À la dernière place nous n’attendons plus d’être valorisés, sinon par le regard du Christ, ami et compagnon;  nous ne cherchons  plus à occuper un espace dans le souvenir ou les visées de qui que ce soit, hormis Dieu qui est pour nous le trésor et donc le lieu de notre cœur.
Nous nous trouvons tout heureux déjà d’avoir pu entrer et d’avoir part au festin, même en bout de table, puisque c’est la table du Seigneur.

 

Servant leader

Servant as Leader 600 x 600En management, le courant de pensée du servant leadership né dans les années 70 aux USA avec Robert K. Greenleaf met l’accent sur une double qualité qui caractérise les grands chefs. Le servant leader veut d’abord servir, c’est-à-dire faire grandir et se développer les autres. Parce qu’il veut que ce service soit fécond, il accepte de devenir leader si on lui propose, afin d’avoir les moyens de transformer le travail et son organisation dans le sens du service de tous. C’est parce qu’il est fondamentalement servant qu’on lui demande d’être leader, et non l’inverse. Leader parce que servant, et non servant parce que leader (the servant as leader, comme l’écrit Greenleaf, et non the leader as servant). Un chef qui voudrait faire semblant de devenir serviteur pour se légitimer sera vite démasqué. Un serviteur qui assume une promotion, des responsabilités en plus, parce qu’on a confiance dans sa capacité à servir le bien commun, celui-là sera considéré comme grand et légitime, alors qu’il reste humble et au service.

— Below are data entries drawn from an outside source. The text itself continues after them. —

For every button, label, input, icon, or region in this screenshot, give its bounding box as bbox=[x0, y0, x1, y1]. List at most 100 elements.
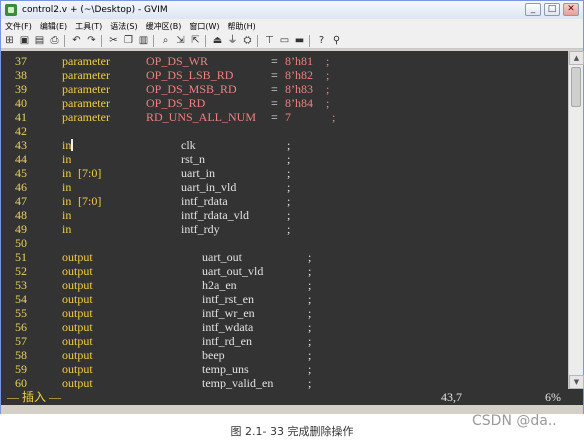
signal-name: h2a_en bbox=[202, 278, 237, 292]
menu-buffers[interactable]: 缓冲区(B) bbox=[142, 21, 186, 32]
assign-operator: = bbox=[271, 110, 281, 124]
keyword-output: output bbox=[62, 250, 93, 264]
keyword-output: output bbox=[62, 348, 93, 362]
parameter-name: OP_DS_LSB_RD bbox=[146, 68, 234, 82]
statement-end: ; bbox=[323, 68, 330, 82]
semicolon: ; bbox=[308, 250, 312, 264]
find-prev-icon[interactable]: ⇱ bbox=[189, 34, 202, 47]
vertical-scrollbar[interactable]: ▲ ▼ bbox=[568, 51, 584, 389]
assign-operator: = bbox=[271, 82, 281, 96]
signal-name: uart_in bbox=[181, 166, 215, 180]
scroll-up-icon[interactable]: ▲ bbox=[569, 51, 584, 65]
signal-name: uart_out_vld bbox=[202, 264, 264, 278]
semicolon: ; bbox=[287, 222, 291, 236]
signal-name: temp_uns bbox=[202, 362, 249, 376]
assign-operator: = bbox=[271, 96, 281, 110]
close-button[interactable]: ✕ bbox=[563, 3, 579, 16]
help-icon[interactable]: ? bbox=[315, 34, 328, 47]
keyword-parameter: parameter bbox=[62, 82, 110, 96]
parameter-value: 8’h83 bbox=[285, 82, 313, 96]
code-line: 47 in [7:0] intf_rdata; bbox=[1, 194, 568, 208]
shell-icon[interactable]: ▭ bbox=[278, 34, 291, 47]
editor-area[interactable]: 37 parameter OP_DS_WR = 8’h81 ; 38 parameter O… bbox=[1, 51, 568, 389]
code-line: 39 parameter OP_DS_MSB_RD = 8’h83 ; bbox=[1, 82, 568, 96]
line-number: 42 bbox=[15, 124, 27, 138]
keyword-output: output bbox=[62, 376, 93, 389]
tags-icon[interactable]: ▬ bbox=[293, 34, 306, 47]
bit-width: [7:0] bbox=[78, 194, 102, 208]
line-number: 49 bbox=[15, 222, 27, 236]
keyword-output: output bbox=[62, 320, 93, 334]
parameter-value: 8’h82 bbox=[285, 68, 313, 82]
help-find-icon[interactable]: ⚲ bbox=[330, 34, 343, 47]
scroll-down-icon[interactable]: ▼ bbox=[569, 375, 584, 389]
line-number: 54 bbox=[15, 292, 27, 306]
signal-name: intf_rdata_vld bbox=[181, 208, 249, 222]
code-line: 44 in rst_n; bbox=[1, 152, 568, 166]
toolbar-separator bbox=[64, 34, 65, 47]
statement-end: ; bbox=[323, 54, 330, 68]
line-number: 59 bbox=[15, 362, 27, 376]
line-number: 56 bbox=[15, 320, 27, 334]
assign-operator: = bbox=[271, 68, 281, 82]
line-number: 38 bbox=[15, 68, 27, 82]
keyword-parameter: parameter bbox=[62, 110, 110, 124]
keyword-output: output bbox=[62, 292, 93, 306]
save-session-icon[interactable]: ⏚ bbox=[226, 34, 239, 47]
title-bar[interactable]: control2.v + (~\Desktop) - GVIM _ □ ✕ bbox=[1, 1, 583, 19]
status-line: — 插入 — 43,7 6% bbox=[1, 389, 583, 405]
semicolon: ; bbox=[308, 320, 312, 334]
parameter-value: 8’h81 bbox=[285, 54, 313, 68]
line-number: 45 bbox=[15, 166, 27, 180]
line-number: 39 bbox=[15, 82, 27, 96]
scrollbar-thumb[interactable] bbox=[571, 67, 581, 107]
paste-icon[interactable]: ▥ bbox=[137, 34, 150, 47]
gvim-window: control2.v + (~\Desktop) - GVIM _ □ ✕ 文件… bbox=[0, 0, 584, 414]
signal-name: rst_n bbox=[181, 152, 205, 166]
copy-icon[interactable]: ❐ bbox=[122, 34, 135, 47]
code-line: 58 output beep; bbox=[1, 348, 568, 362]
keyword-input: in bbox=[62, 180, 72, 194]
keyword-output: output bbox=[62, 306, 93, 320]
menu-file[interactable]: 文件(F) bbox=[1, 21, 36, 32]
scroll-percent: 6% bbox=[545, 390, 561, 404]
keyword-input: in bbox=[62, 152, 72, 166]
figure-caption: 图 2.1- 33 完成删除操作 bbox=[230, 425, 354, 438]
menu-window[interactable]: 窗口(W) bbox=[185, 21, 223, 32]
menu-help[interactable]: 帮助(H) bbox=[224, 21, 260, 32]
code-line: 60 output temp_valid_en; bbox=[1, 376, 568, 389]
save-all-icon[interactable]: ▤ bbox=[33, 34, 46, 47]
code-line: 49 in intf_rdy; bbox=[1, 222, 568, 236]
keyword-input: in bbox=[62, 222, 72, 236]
keyword-input: in bbox=[62, 138, 74, 152]
run-script-icon[interactable]: ⛭ bbox=[241, 34, 254, 47]
semicolon: ; bbox=[308, 376, 312, 389]
semicolon: ; bbox=[287, 138, 291, 152]
keyword-output: output bbox=[62, 264, 93, 278]
code-line: 43 in clk; bbox=[1, 138, 568, 152]
menu-syntax[interactable]: 语法(S) bbox=[106, 21, 141, 32]
line-number: 41 bbox=[15, 110, 27, 124]
signal-name: uart_in_vld bbox=[181, 180, 237, 194]
keyword-parameter: parameter bbox=[62, 96, 110, 110]
open-icon[interactable]: ⊞ bbox=[3, 34, 16, 47]
cut-icon[interactable]: ✂ bbox=[107, 34, 120, 47]
line-number: 58 bbox=[15, 348, 27, 362]
maximize-button[interactable]: □ bbox=[544, 3, 560, 16]
print-icon[interactable]: ⎙ bbox=[48, 34, 61, 47]
save-icon[interactable]: ▣ bbox=[18, 34, 31, 47]
make-icon[interactable]: ⊤ bbox=[263, 34, 276, 47]
find-icon[interactable]: ⌕ bbox=[159, 34, 172, 47]
menu-edit[interactable]: 编辑(E) bbox=[36, 21, 71, 32]
minimize-button[interactable]: _ bbox=[525, 3, 541, 16]
keyword-parameter: parameter bbox=[62, 54, 110, 68]
signal-name: uart_out bbox=[202, 250, 242, 264]
find-next-icon[interactable]: ⇲ bbox=[174, 34, 187, 47]
semicolon: ; bbox=[308, 306, 312, 320]
menu-tools[interactable]: 工具(T) bbox=[71, 21, 106, 32]
load-session-icon[interactable]: ⏏ bbox=[211, 34, 224, 47]
redo-icon[interactable]: ↷ bbox=[85, 34, 98, 47]
toolbar-separator bbox=[205, 34, 206, 47]
undo-icon[interactable]: ↶ bbox=[70, 34, 83, 47]
semicolon: ; bbox=[287, 166, 291, 180]
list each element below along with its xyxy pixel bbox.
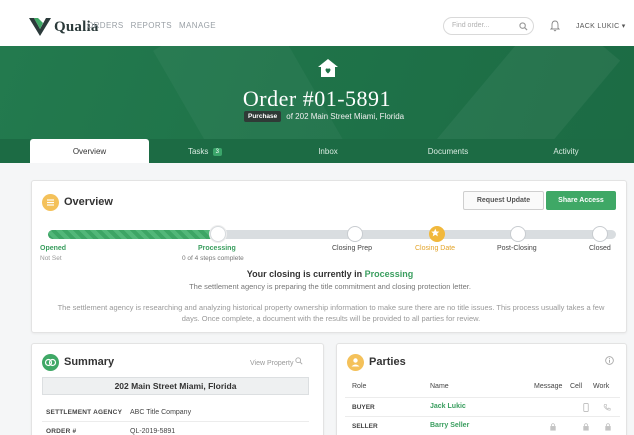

Le Christ n’a-t-il pas fait du lavement des pieds le paradigme de toute autorité ?

Vous m’appelez “Maître” et “Seigneur”, et vous avez raison, car vraiment je le suis. Si donc moi, le Seigneur et le Maître, je vous ai lavé les pieds, vous aussi, vous devez vous laver les pieds les uns aux autres. C’est un exemple que je vous ai donné afin que vous fassiez, vous aussi, comme j’ai fait pour vous. Amen, amen, je vous le dis : un serviteur n’est pas plus grand que son maître, ni un envoyé plus grand que celui qui l’envoie. Sachant cela, heureux êtes-vous, si vous le faites. (Jn 13, 13-17)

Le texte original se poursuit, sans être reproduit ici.